Tuesday, December 16, 2008

Robert E. Brown. Never knowing you were left behind

I had the same reoccurring dream for nearly a decade. For the entire time I lived in Albuquerque, it wasn't just a dream, it was THE dream. The only one I ever remembered upon waking and it viciously tortured me at least three times a month for eight years.



I was informed that I HAD to go back to high school. The school changed every time but the scenario didn't. My transcripts were wrong and I was forced to re-attend. Suddenly I was trapped, an adult amongst teenagers. I would wander aimlessly through the halls, frustrated and embarrassed that I had been sent back by some unknown power that be. At some point I would realize that I had to find an old girlfriend that I had regretted breaking up with my senior year. I would run through the halls in an eager panic, looking for her in order to apologize for breaking her heart and my own so long ago. After frantically searching for what would seem like an eternity, I would slowly realize that she had long since left, along with all my peers gone years before. I was still there and everyone had moved forward. I was alone and left behind.

I would wake up feeling defeated and morose. It was a closely guarded secret that I never once uttered until years later when I felt compelled to confront my subconscious in a very literal, real world way. But that necessary and humiliating confessional is another tale for another time. I pondered the meaning of the symbolism constantly through my adult life in New Mexico. But you know what they say about seeing forests for the trees.

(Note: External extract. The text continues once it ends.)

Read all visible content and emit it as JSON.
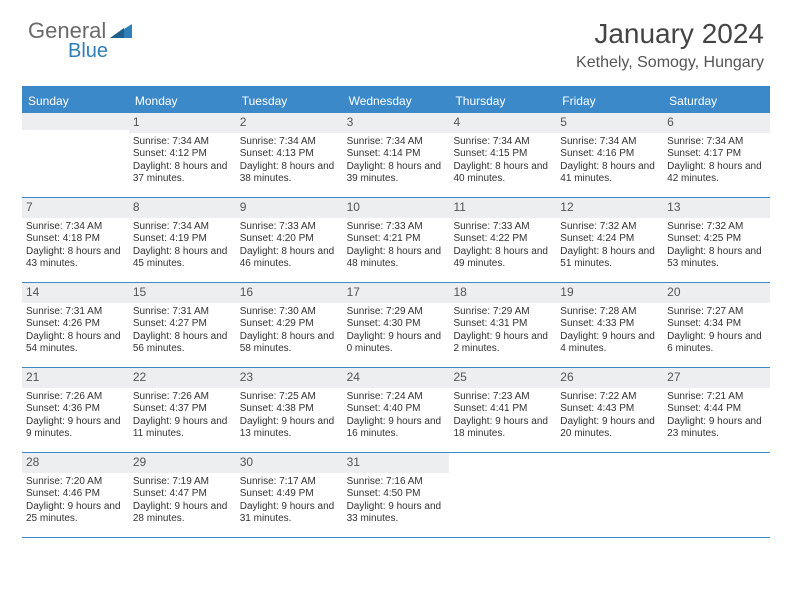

You see, I lived in Albuquerque because I was (supposed to be) going to college.

And what an academic career I had. Changed Universities once. Switched majors three times. Dropped out three times. It took me nearly nine years to complete a BFA. When I went back the final time hell bent on graduating, I read over my transcript in horror. Registered for 18 credits, completed 6. Registered for 16 credits, completed 3. My very first college class was literally straight out of high school. It was a summer session Spanish language class at NMSU and one of my lab partners was a kid that graduated high school at the same time. When I took my last semester in order to get my degree, I realized the professor teaching a course that I was contemplating, was that lab partner. He had his masters and had been teaching for years.

And what was I doing during all that time? Feeling the pull of "the Party." My townie friends and the heavy regiment of concerts and social gatherings conflicted heavily with my academic pursuits. But I really didn't have the excuses that my going down in flames friends had. I never became addicted to drugs-didn't become a junkie like so many. I only drank socially (albeit I drink beyond binge when I do) Didn't even like to smoke pot much. While I dabbled in drug dealing early on, I stayed on the sidelines of my crews ever increasing criminality. I just didn't know the party was over. No one told me, "Robert, it's time to go home now." I liked being in college and used to joke that I didn't ever want to go into the real world. "It's scary out there." I also liked being a rock n' roll scenester man about town. A hot girl in my lap while I hung out with the band. Neither predilection leant itself to the finishing of my academic training, which meant neither lent itself to truly starting my adult life. Instead I stayed in one place. My townie friends crashed and burned, slowly sinking into the lower bowels of addiction and total defeat. My college friends graduated and got real jobs. I stayed put, tormented by dreams of being left behind and never being able to find what I needed.


My Company

1 comment:

Anonymous said...

The next time you're traversing the hypnagogic hallways of Hypothetical High, stop into the boys bathroom for a smoke.

In the last stall, etched into the paint, in my hand, you will see:

We are the music makers.
And we are the dreamers of the dreams.